Parallelize tensor slicing over batch at inference time on one gpu

mlizhardy · July 16, 2021, 7:16pm

I have a function which slices and resizes tensors, essentially cropping an image around an object, resizing it and putting it in a batch. How can I parallelize this? I know I cannot do it with batched operations because the size of the slice differs. But, there’s no reason I can’t run them in parallel. How can I parallelize the function to have them run at the same time on the same GPU?

This is the function:

def slice_and_resize(imgs, center, diff):
        # TODO: parallelize slicing
        for i in range(B):
            xc, yc = center[i]
            diff_i = diff[i]
            if diff_i == 0:
                cropped_img = torch.zeros((1, 3, 224, 224)).cuda()
            else:
                x1 = torch.maximum(torch.FloatTensor([0]), xc - diff_i)
                x2 = torch.minimum(xc + diff_i, torch.FloatTensor([w]))
                y1 = torch.maximum(torch.FloatTensor([0]), yc - diff_i)
                y2 = torch.minimum(yc + diff_i, torch.FloatTensor([h]))
                cropped_img = (imgs[i, int(y1):int(y2), int(x1):int(x2), :])
                cropped_img = F.interpolate(cropped_img.permute(2,0,1).unsqueeze(0), (224,224))

            cropped_imgs[i] = cropped_img
        return cropped_imgs

of note, this function is called at inference time, so I run it with torch.no_grad()

mlizhardy · July 16, 2021, 7:43pm

This could potentially be done with a dataloader, but that seems like a bad workaround.

update: tried a dataloader, it was slower than using a loop.

eqy · July 16, 2021, 8:29pm

Dataloaders should be faster out of the box with sufficient parallelism provided there isn’t a bottleneck somewhere else and a sufficient number of workers are used.

Could you share your dataloader implementation? My guess without seeing the code is that if the dataloader is doing this on GPU could be slower with “parallelization” because attempting to run many lightweight kernels on the same CUDA stream incurs more overhead/serialization than doing it across different processes on CPU.

mlizhardy · July 16, 2021, 9:16pm

sending a tensor to cpu and back to gpu takes too much time. (a batch of images 12x480x640x3 takes 31ms to send to cpu and back to gpu)

considering this slicing function takes ~1ms per image, I can’t afford to send to/from GPU. I need to run in parallel on one GPU.

mlizhardy · July 16, 2021, 9:31pm

Essentially, I’m asking: “what is the best way to efficiently do multiprocessing on a single gpu in pytorch at inference time?”

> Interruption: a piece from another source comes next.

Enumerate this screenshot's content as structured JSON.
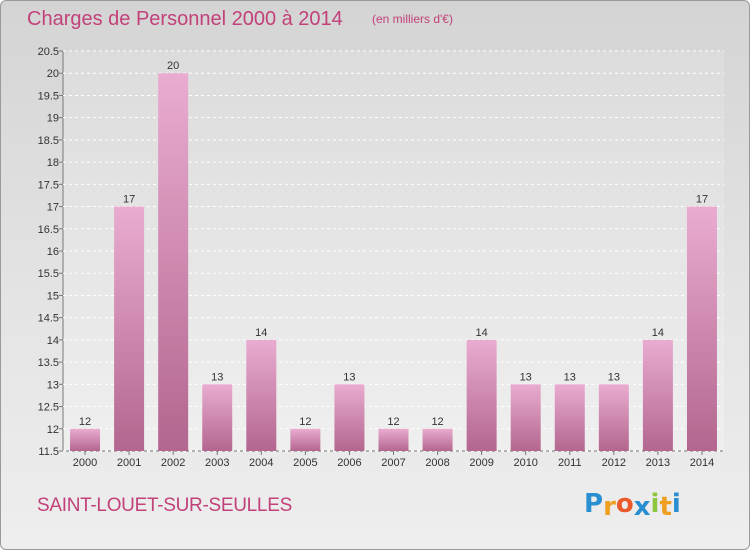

eqy · July 16, 2021, 10:03pm

I’m not sure I understand your model pipeline here. Are you slicing some model output that was already on GPU, or is this part of a data loading step that happens before model inference?

If you truly must run a different computation on each example (it sounds like this is the case if the crops have different sizes) and this has to happen on the GPU and not as a preprocessing step, I don’t think it will be easy to get an efficient implementation since this is essentially data-dependent control flow.

mlizhardy · July 16, 2021, 10:42pm

Ah I understand the confusion. I am slicing a model output that is already on GPU, interpolating it on GPU and sending that GPU batch to another model on GPU. I am not using any sort of dataloader in my pipeline, I get GPU batches as input directly from the server. I only suggested a dataloader as a possible work around because it does single-gpu threading, but it is not efficient. Think of it as an object detection + classification pipeline, where I need to crop&resize the detected objects, and send them to a classification network.

Data-dependency is exactly my point, I cannot use batch operations because the slicing parameters are data-dependent. So I need an efficient MPSG solution.